Atrium was founded in 2017 and promised to merge software with human lawyers to provide faster and cheaper legal services. Its technology can help automatically generate fundraising contracts, job vacancies and cap tables for startups, while machine learning is used to recommend procedures and clauses based on anonymized data from its customers. It also serves as a dropbox for legal purposes and organizes all of a startup's documents to ensure everything is properly signed and teams work through the latest versions without rummaging through email.

Atrium's $ 500-per-month membership offered this technology, as well as limited access to an in-house attorney for advice and access to travel guides and events. Customers could pay additional costs if they need special help, e.g. For example, when concluding a takeover contract or accessing the fundraising concierge service to help you develop a pitch and host investor meetings.

Kan tells me that Atrium still has some internal lawyers who will help it comply with all existing membership contracts and focus on advising services. He would not say whether Atrium receives equity or just cash for advice. The membership plan may change for future clients, so the lawyer's services are instead offered through his professional network.

“What we noticed is that Atrium did a really good job with startups to build a brand. They often wanted lawyers … advice on starting my business, setting up my sales and marketing team, and on good terms for my fundraising process, "said Atrium. "While we sat down to see what worked and what didn't, we focused on helping founders with their superhero story, connecting them with the right providers and consultants, and then helping them with our internal quarterback, what you need specialists. "

LawSites first reported on Saturday that Atrium had fired in-house lawyers. According to a source, Atrium lawyers learned about the changes just a week ago and tried to alert Atrium customers to working with them when they leave the company. An Atrium customer said he wasn't surprised by the changes because he got so much legal advice for just $ 500 a month. They suspected that Atrium lost money in the time of lawyers, which was much cheaper than that of competitors. They also said that these cheap legal services and not the software platform are Atrium's main attraction, and they are not sure if the technology is valuable in and of itself.

One concern is that Atrium may not know quickly which services need to be translated into software if there aren't that many lawyers in the company. However, Kan believes that third-party lawyers could be clearer and more direct about what they need from legal technology. "I think that a real market for the software you create is better than an internal market," he says. “We get feedback from external companies we work with. In a way, I think this is the most valuable feedback. I think there are a lot of wrong signals that can appear when you are both an employer and a supplier. "

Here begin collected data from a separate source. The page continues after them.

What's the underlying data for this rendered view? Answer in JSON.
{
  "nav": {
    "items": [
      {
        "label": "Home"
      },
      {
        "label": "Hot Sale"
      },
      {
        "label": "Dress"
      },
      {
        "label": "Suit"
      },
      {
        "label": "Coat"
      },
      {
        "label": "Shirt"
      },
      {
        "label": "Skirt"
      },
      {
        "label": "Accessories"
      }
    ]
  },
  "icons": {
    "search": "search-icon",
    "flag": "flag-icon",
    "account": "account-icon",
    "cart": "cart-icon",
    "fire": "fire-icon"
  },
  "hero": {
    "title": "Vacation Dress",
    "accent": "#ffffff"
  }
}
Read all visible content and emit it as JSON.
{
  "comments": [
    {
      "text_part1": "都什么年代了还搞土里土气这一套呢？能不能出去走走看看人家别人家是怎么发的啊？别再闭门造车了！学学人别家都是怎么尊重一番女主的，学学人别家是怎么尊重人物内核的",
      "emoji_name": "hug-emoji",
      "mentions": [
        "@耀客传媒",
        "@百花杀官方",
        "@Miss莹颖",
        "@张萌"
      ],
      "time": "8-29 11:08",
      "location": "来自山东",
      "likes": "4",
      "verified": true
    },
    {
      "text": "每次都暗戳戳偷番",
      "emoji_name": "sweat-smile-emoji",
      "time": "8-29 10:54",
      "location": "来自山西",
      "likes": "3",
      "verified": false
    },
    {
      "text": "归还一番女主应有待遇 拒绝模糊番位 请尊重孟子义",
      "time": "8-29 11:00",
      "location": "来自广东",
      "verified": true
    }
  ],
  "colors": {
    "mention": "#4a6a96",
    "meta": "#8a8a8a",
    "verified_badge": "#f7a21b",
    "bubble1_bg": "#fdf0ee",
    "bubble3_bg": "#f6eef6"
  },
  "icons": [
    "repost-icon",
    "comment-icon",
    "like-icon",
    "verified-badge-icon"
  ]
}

Correcting the course before it got bigger was critical for Atrium, as fundraising problems with startups with poor economic results were a result of the WeWork debacle and SoftBank problems. Atrium had collected a $ 10.5 million Series A in 2017, which was led by General Catalyst together with Kleiner, Founders Fund, Initialized and Kindred Ventures. In September 2018, it generated a huge $ 65 million Series B, led by Andresseen Horowitz.

It would have been impossible to make even bigger rounds if Atrium had offered advice with lawyers well below the market price. Now it could be a better position to attract funding. However, the question is whether clients will stay with Atrium if they get less access to a lawyer for the same price, and if the collaboration platform is useful enough for outside law firms to pay for it.

Kan had had heavy pivots in the past. He had a camera strapped on his head to create content for his live streaming startup, but wisely focused on the 3% of users who watched video games. was sold to Twitch and eventually sold to Amazon for $ 970 million. His on-call personal assistant, Exec, had to switch to cleaning in 2013 before being shut down for economic reasons.

Instead of denying the inevitable and waiting until the last minute, Atrium Kan tried to make the difficult decision early.